Nortel recently filed for bankruptcy protection, but bankruptcy does not mean that the company is going to disappear. On the contrary, if done right bankruptcy should enable to company to shed dead weight, restructure to operate more efficiently, and emerge stronger than they were before filing bankruptcy.
Nortel’s contract with the United States Social Security Administration should help keep revenue coming in for some time. The contract, worth $300 Million over 10 years, is a huge win for Nortel and possibly the largest VoIP deployment undertaking in existence.
According to the article on CNNMoney.com “The new system, expected to become one of the largest enterprise VoIP deployments in the world, is already supporting more than 125 offices and more than 33,500 calls daily. To date, the new system has handled over 1.6 million calls. With 12-16 offices added each week, approximately 500 offices will be added per year until all 1,526 offices are online.
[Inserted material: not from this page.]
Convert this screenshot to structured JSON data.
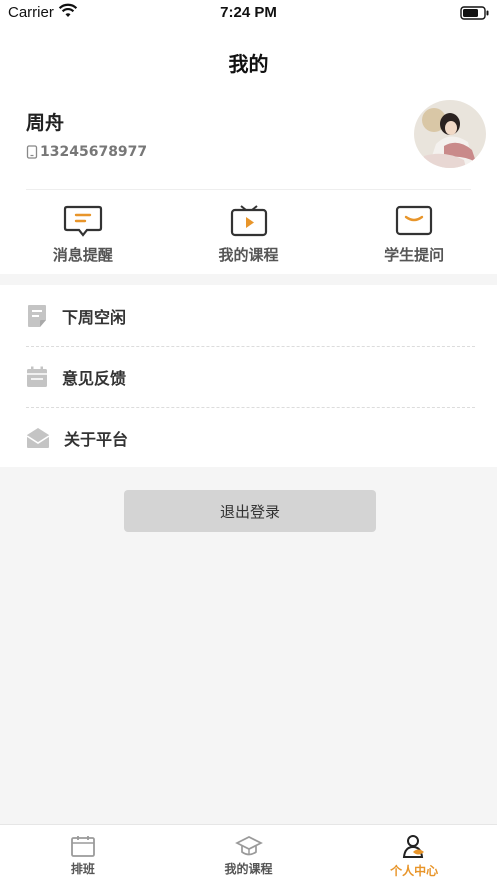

Nortel Government Solutions has engineered the system to support over 100,000 phones. Installation and maintenance teams are positioned across the country for rapid deployment, training, and support.”
Some have argued that $300 Million seems a tad exorbitant for a VoIP system, but this isn’t just any VoIP implementation as noted above. Those same ‘some’ also argue that perhaps a United States government agency like the Social Security Administration should be investing their $300 Million with an American company rather than the Canadian Nortel. However, Nortel does a tremendous amount of business in the United States and employs many Americans, and Nortel Government Solutions (the entity that actually won the contract) is a wholly owned United States subsidiary of the Canadian networking giant. If they had the best solution at the best price, then the SSA made the right decision.